In Thika, Kiambu county, the government allocated Sh265.42 million for the operations of Thika municipality during the financial year under review.

However, not a single shilling was disbursed to support its activities.

According to the report, the municipality did not undertake any projects, activities or operational transactions throughout the year.

“In the circumstances, inactivity of the municipality throughout the year undermines its legally mandated role in urban and municipal service delivery as envisioned in the Urban Areas and Cities Act, 2011,” the report states.

This comes as the Senate considers a request by the Kiambu government to elevate Thika municipality to city status.

Ironically, the Auditor General notes that the municipality lacks a charter and failed to conduct public forums as required by law to collect residents’ views on service delivery, development plans and budget estimates.

In Kitale, Trans Nzoia county, the audit report highlights limited operational autonomy for the municipality, contrary to the law.

“The municipality remained partly controlled by the county government of Trans Nzoia as major operational and financial decisions continue to require county executive approval,” the report notes.

This bureaucratic control, Gathungu warned, limits the municipality’s ability to independently exercise its statutory mandate, raising concerns about inefficiency and delayed service delivery.

The report also flags the stalled construction of a Sh874.28 million multi-storey business complex in Kitale town, a project meant to spur economic growth.

A similar situation prevails in Meru county, where the municipality lacks independence.

Meru municipality’s budget is prepared and controlled by the county executive, while the government continues to perform functions that were legally transferred to the municipality.

In West Pokot, Kapenguria municipality lacks autonomy in key areas, including budgetary independence and control over its own-source revenue.

In the Northeastern region, the Garissa county government has yet to transfer devolved functions to Garissa municipality, effectively crippling its operations.

In Machakos, the county government has failed to fully operationalise Mavoko municipality.

The audit report cites the absence of a strategic plan and budget, making it impossible for the municipality to implement development programmes.

Busia municipality was established without approved by-laws and continues to operate without operational autonomy.
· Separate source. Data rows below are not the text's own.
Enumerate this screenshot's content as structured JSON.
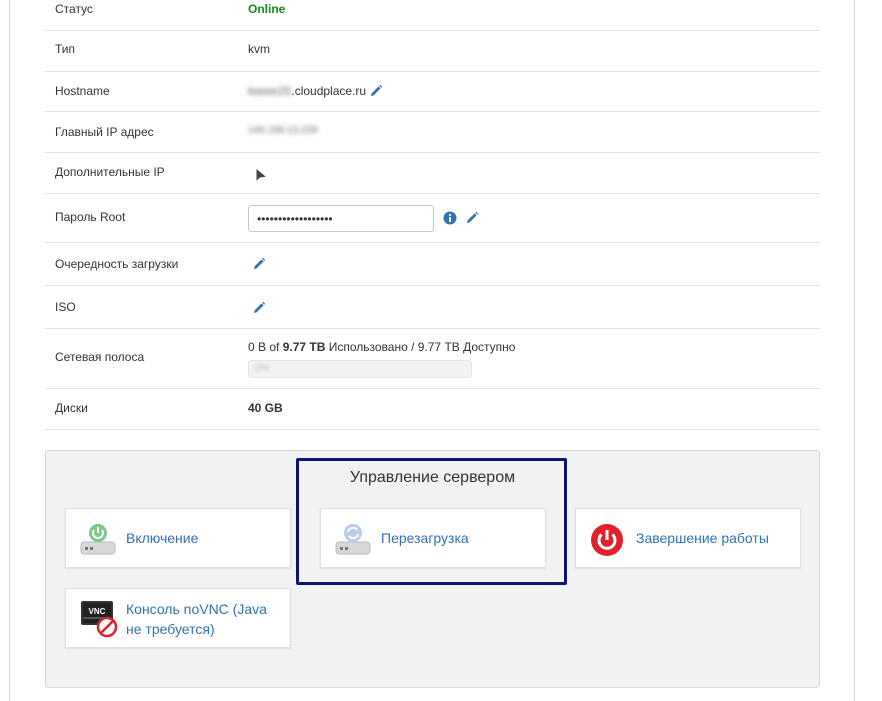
{
  "info": {
    "status_label": "Статус",
    "status_value": "Online",
    "type_label": "Тип",
    "type_value": "kvm",
    "hostname_label": "Hostname",
    "hostname_blur": "kwwe25",
    "hostname_domain": ".cloudplace.ru",
    "main_ip_label": "Главный IP адрес",
    "main_ip_value": "146.158.13.229",
    "extra_ip_label": "Дополнительные IP",
    "root_pwd_label": "Пароль Root",
    "root_pwd_value": "••••••••••••••••••",
    "boot_order_label": "Очередность загрузки",
    "iso_label": "ISO",
    "bandwidth_label": "Сетевая полоса",
    "bandwidth_prefix": "0 B of ",
    "bandwidth_total": "9.77 TB",
    "bandwidth_suffix": " Использовано / 9.77 TB Доступно",
    "bandwidth_used_fraction": 0,
    "bandwidth_bar_text": "0%",
    "disks_label": "Диски",
    "disks_value": "40 GB"
  },
  "control": {
    "title": "Управление сервером",
    "power_on": "Включение",
    "reboot": "Перезагрузка",
    "shutdown": "Завершение работы",
    "console": "Консоль noVNC (Java не требуется)",
    "vnc_text": "VNC"
  },
  "colors": {
    "link": "#3273b3",
    "online": "#1a8a1a",
    "highlight": "#0b1472",
    "shutdown": "#e0202a"
  }
}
In Oyugis, Homa Bay county, the municipality lacks an annual development plan and procurement plans to guide its operations.

In Karuri municipality, Kiambu county, various development projects have stalled due to lack of funding. Although the county budgeted Sh3.86 million for municipality operations, no funds were disbursed.

The Auditor General warned that unless counties fully operationalise municipalities, grant them financial autonomy and respect the law, towns will continue to stagnate—undermining the promise of devolution and denying residents quality urban services.

INSTANT ANALYSIS

The findings reveal a systemic failure where county governments, instead of acting as enablers, have become the primary impediment to urban governance. By withholding funds, refusing to grant autonomy and maintaining bureaucratic control, they render municipalities administratively and financially paralysed. This contravenes the core promise of devolution—bringing services and development closer to the people. The stagnation of critical urban projects and services is a direct consequence of this calculated neglect, suggesting that political control is being prioritised over effective, localised service delivery.